Mas aquello llegaba ya a la falta de respeto a personas, cochero y aún carruaje:
sobre el hombro, la cabeza, látigo, guardabarros, las serpentinas llovían sin
cesar. Tanto fué, que las dos personas sentadas atrás se volvieron y, bien que,
sonriendo, examinaron atentamente al derrochador.
—¿Quiénes son? —preguntó Nébel en voz
baja.
—El doctor Arrizabalaga; cierto que no
lo conoces. La otra es la madre de tu chica… Es cuñada del doctor.
Como en pos del examen, Arrizabalaga y
la señora se sonrieran francamente ante aquella exuberancia de juventud, Nébel
se creyó en el deber de saludarlos, a lo que respondió el terceto con jovial
condescendencia.
Este fue el principio de un idilio que
duró tres meses, y al que Nébel aportó cuanto de adoración cabía en su
apasionada adolescencia. Mientras continuó el corso, y en Concordia se prolonga
hasta horas increíbles, Nébel tendió incesantemente su brazo hacia adelante,
tan bien, que el puño de su camisa, desprendido, bailaba sobre la mano.
Al día siguiente se reprodujo la
escena; y como esta vez el corso se reanudaba de noche con batalla de flores,
Nébel agotó en un cuarto de hora cuatro inmensas canastas.

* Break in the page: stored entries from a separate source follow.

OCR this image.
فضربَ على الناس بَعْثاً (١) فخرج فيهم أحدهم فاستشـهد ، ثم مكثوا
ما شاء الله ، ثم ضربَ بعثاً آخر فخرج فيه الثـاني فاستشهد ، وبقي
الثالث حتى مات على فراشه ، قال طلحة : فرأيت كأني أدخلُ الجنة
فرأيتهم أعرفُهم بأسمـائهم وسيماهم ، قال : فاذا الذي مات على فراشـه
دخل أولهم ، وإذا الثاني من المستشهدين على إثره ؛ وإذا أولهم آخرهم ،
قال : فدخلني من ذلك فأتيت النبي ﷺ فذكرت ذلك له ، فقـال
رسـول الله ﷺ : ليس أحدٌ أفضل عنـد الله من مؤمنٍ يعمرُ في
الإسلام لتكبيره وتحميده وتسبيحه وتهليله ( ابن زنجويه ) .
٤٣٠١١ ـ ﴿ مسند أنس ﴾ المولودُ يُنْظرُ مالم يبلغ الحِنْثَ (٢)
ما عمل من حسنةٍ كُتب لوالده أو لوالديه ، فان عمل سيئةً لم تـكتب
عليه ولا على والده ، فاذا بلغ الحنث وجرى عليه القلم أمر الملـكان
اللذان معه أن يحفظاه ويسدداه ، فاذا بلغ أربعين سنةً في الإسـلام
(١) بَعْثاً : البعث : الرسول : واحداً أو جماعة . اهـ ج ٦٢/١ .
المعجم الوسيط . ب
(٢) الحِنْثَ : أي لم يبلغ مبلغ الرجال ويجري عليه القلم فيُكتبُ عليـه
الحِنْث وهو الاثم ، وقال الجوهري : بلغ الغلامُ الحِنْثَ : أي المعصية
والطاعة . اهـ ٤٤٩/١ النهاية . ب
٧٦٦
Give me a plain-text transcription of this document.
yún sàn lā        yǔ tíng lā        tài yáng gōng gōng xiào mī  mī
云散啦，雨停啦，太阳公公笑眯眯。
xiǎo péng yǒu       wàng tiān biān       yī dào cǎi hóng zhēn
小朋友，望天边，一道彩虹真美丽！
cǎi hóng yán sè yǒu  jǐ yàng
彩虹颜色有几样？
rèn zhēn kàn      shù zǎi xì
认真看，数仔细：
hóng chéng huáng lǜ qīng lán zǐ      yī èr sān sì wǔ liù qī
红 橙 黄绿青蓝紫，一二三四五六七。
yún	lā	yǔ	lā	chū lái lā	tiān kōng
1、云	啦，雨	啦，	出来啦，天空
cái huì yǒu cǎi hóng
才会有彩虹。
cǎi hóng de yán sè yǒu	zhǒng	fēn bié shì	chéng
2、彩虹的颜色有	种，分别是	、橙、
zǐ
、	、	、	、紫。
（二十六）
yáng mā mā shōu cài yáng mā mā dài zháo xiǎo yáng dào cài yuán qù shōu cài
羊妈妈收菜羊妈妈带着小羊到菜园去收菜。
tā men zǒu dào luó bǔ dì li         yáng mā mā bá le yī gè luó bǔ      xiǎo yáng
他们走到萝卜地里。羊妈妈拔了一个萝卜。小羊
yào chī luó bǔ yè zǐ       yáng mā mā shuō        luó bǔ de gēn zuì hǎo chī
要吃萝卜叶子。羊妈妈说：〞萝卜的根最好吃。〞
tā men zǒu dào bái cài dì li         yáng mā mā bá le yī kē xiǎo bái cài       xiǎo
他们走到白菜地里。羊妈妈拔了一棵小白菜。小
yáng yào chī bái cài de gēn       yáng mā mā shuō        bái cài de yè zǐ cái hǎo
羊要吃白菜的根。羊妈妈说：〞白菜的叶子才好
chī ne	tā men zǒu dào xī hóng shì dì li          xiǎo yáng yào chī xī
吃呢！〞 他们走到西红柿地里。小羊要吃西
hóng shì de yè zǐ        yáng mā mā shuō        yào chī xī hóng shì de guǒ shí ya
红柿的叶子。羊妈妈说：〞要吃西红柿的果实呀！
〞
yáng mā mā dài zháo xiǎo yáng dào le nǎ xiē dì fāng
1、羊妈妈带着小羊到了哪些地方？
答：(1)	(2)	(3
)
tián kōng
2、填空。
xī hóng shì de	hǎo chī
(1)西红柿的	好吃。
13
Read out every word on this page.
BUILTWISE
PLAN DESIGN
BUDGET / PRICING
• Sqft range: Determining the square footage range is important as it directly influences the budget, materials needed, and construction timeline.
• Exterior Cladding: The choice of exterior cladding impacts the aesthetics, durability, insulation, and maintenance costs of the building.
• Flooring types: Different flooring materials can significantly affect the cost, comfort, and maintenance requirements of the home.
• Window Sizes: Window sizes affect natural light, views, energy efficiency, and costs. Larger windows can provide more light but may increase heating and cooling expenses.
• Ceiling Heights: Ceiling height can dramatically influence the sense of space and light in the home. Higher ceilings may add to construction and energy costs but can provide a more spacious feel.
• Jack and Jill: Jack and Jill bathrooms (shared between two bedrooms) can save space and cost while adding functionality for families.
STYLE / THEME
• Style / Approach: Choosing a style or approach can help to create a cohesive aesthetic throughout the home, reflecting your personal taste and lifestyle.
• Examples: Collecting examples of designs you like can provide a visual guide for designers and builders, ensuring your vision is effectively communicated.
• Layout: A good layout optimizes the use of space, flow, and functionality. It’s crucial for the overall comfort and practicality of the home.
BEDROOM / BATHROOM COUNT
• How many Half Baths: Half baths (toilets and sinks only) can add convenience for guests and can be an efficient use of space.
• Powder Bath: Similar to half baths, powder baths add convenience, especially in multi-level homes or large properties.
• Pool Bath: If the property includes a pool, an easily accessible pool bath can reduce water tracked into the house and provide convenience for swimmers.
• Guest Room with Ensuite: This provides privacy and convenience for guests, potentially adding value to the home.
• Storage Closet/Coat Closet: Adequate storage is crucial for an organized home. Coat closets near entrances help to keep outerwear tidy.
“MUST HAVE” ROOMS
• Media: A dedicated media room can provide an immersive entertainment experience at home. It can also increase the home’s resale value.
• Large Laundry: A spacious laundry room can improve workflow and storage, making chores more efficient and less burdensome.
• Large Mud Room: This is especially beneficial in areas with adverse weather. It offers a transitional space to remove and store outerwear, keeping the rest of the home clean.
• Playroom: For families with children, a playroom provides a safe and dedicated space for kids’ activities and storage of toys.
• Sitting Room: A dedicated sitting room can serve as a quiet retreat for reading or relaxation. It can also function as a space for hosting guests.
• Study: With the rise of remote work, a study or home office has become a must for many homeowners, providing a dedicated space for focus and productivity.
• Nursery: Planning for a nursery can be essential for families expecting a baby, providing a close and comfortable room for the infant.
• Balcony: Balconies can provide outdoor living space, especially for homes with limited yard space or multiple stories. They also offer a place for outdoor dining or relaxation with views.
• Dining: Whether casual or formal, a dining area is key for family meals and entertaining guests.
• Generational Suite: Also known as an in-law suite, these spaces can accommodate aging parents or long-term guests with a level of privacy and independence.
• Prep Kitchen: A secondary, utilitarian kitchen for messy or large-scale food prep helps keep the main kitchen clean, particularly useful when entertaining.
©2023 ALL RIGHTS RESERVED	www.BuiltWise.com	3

Arrizabalaga y la
señora se reían, volviéndose a menudo, y la joven no apartaba casi sus ojos de
Nébel. Este echó una mirada de desesperación a sus canastas vacías; mas sobre
el almohadón del surrey quedaban aún uno, un pobre ramo de siemprevivas y
jazmines del país. Nébel saltó con él por sobre la rueda del surrey, dislocóse
casi un tobillo, y corriendo a la victoria, jadeante, empapado en sudor y el
entusiasmo a flor de ojos, tendió el ramo a la joven. Ella buscó atolondradamente
otro, pero no lo tenía. Sus acompañantes se rían.
—¡Pero loca!—le dijo la madre,
señalándole el pecho—¡ahí tienes uno!
El carruaje arrancaba al trote. Nébel,
que había descendido del estribo, afligido, corrió y alcanzó el ramo que la
joven le tendía, con el cuerpo casi fuera del coche.
Nébel había llegado tres días atrás de
Buenos Aires, donde concluía su bachillerato. Había permanecido allá siete
años, de modo que su conocimiento de la sociedad actual de Concordia era
mínimo. Debía quedar aún quince días en su ciudad natal, disfrutados en pleno
sosiego de alma, si no de cuerpo; y he ahí que desde el segundo día perdía toda
su serenidad. Pero en cambio ¡qué encanto!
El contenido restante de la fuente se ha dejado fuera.